7 : HANYA DIBACA

39 2 0
                                    

Dik, lo balik lagi ke toko? Gue mau tutup.

Dibaca. Pesannya kepada Dikta tadi malam berakhir tidak ada balasan.

Setengah menggeram, Reyhan memasuki kafe. Ruangan yang sepi dengan cahaya matahari yang memasuki jendela,  aroma kopi yang jelas melekat di indera penciumannya berhasul membuat reyhan mengernyitkan dahi. Dikta sudah terlebih dahulu datang dan mempersiapkan semuanya sendirian?

"Dik, bahan-bahan di dapur--"

Pintu ruangan di lantai dua dihentak tiba-tiba, berhasil membuat Dikta yang bersantai dengan laptop di pangkuan itu menoleh sejenak. "Bisa buka pintunya pelan-pelan?"

Reyhan mengangkat kedua tangan, tak kalah terkejut dengan suara hentakan yang ia berikan tadi. "Sorry. Gue mau tanya, bahan-bahan di dapur--"

"Udah gue persiapkan. Bahan makan di dalam freezer," jawab Dikta, memalingkan wajah, sibuk kembali dengan layar laptopnya.

"Chat gue semalam kenapa nggak lo--"

"Suasana hati gue nggak bagus berapa minggu belakangan. Jangan ganggu gue dulu," potong Dikta.

Geram ucapannya dipotong, Reyhan melangkah lebar, berdiri tepat di belakang lalu menoyor kepala itu dengan kepalan tangannya tanpa ampun. "Lo kenapa, hm? Masih marah karena masalah gue nggak mau urus Nesya?"

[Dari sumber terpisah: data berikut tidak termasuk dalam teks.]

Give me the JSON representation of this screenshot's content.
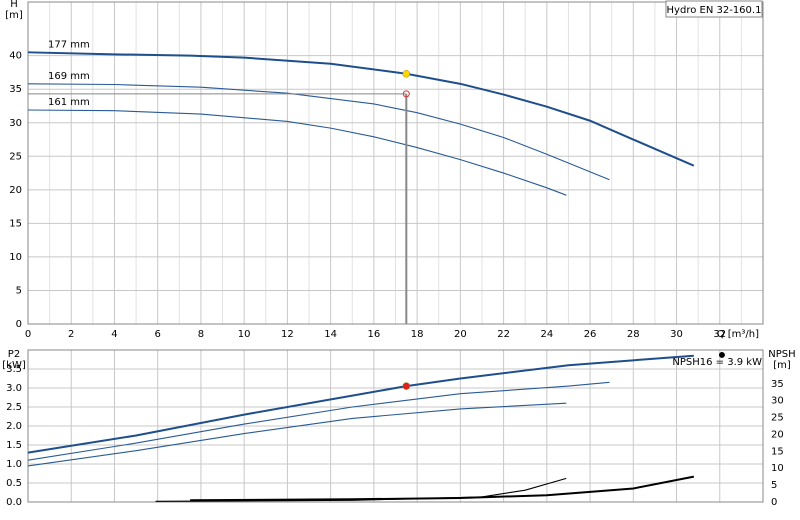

Berhasil. Dikta meresponnya.

"Gila lo, ya! Kepala gue ini woi!" Dikta bangkit, berusaha membalas, tetapi dengan sigap Reyhan menghindar, menahan kepalan tangan Dikta agar tetap berada di jarak berapa meter darinya. "Sini lo deketan, gue tebas pala lo!"

"Ye! Sensi amat ini anak. Tenang elah! Napa dah lo!"

Berhasil menemukan celah, langsung saja Reyhan mengunci pergerakan. Dikta yang berada dalam kukungan memberontak. Nihil, Reyhan semakin memperkuat. "Cerita sama gue, woi!"

Dikta menggeleng. "Lepasin gue, Bego!"

"Nggak," jawab Reyhan santai.

"Kerjaan gue belum selesai! Klien keburu minta proyeknya!"

"Entar gue bantu," jawab Reyhan seadanya.

"Rey! Lo--"

"Apa, hm? Ada masalah apa lo sebenarnya? Murung mulu etdah! Gue lepasin, asal lo janji bakal cerita setelah ini." Reyhan mengangkat kepala. "Jawab iya, baru gue lepas."

Dikta mengangguk singkat, mengembus napas panjang. "Iya, gue cerita."

___

Suara jari beradu pada papan keyboard laptop terdengar dari salah satu ruangan. Tidak ramai, bahkan yang biasanya hanya dihuni oleh seseorang kini menjadi dua orang. Meski begitu, keduanya tetap fokus pada layar, mengerjakan kegiatan masing-masing.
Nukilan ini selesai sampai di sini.